Not directly, no. However, a mutual Fund can be done through a Trustee account opened in the name of a minor child and under the control of a guardian. This guardian has authority to make decisions on the account until the child reaches the age of majority, typically 18 or 21.
How Custodial Accounts Work
Although the rules for Deposit accounts may differ from state to state, they generally work the same. Accounts generally are established either through the Uniform gifts to minors act (UGMA) or uniform transfer to minors act (UTMA) that define how a minor’s account is treated and controlled. Most States offer UTMA accounts, which can save on taxes. The first $950 in earnings are not taxed at the Mutual Fund UTMA accounts. The next $950 is taxed at the minors tax rate, and annual revenues in excess of $1900 are taxed at the tax rate of the parent.

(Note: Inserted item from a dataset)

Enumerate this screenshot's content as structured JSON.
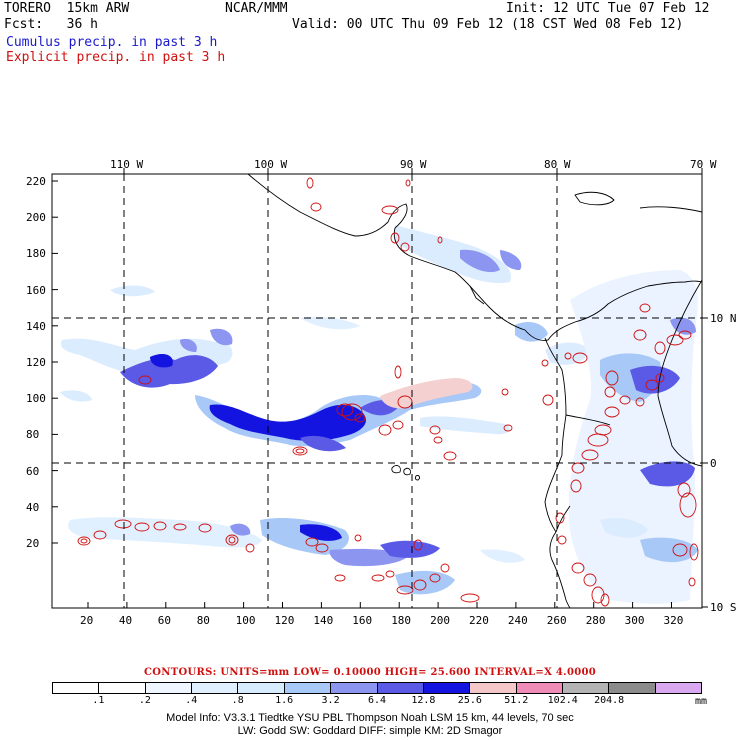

In addition to mutual funds, UGMA or UTMA accounts can include different investment options for portfolio diversification.
These accounts is non-refundable once they are configured. Trustees accounts can choose mutual funds and change the investment, but any money or assets contributed cannot be taken back. While custodians, usually parents, each can be assigned to investment management. Depot accounts there are no restrictions of the income, and everyone can make a contribution to the account at any time.
After reaching adulthood, the child may choose to use the account for any purposes in many families are using UGMA or UTMA accounts for College expenses, but because the assets are under the child’s name, they may affect his right to receive financial assistance or limit the amount of assistance the child receives.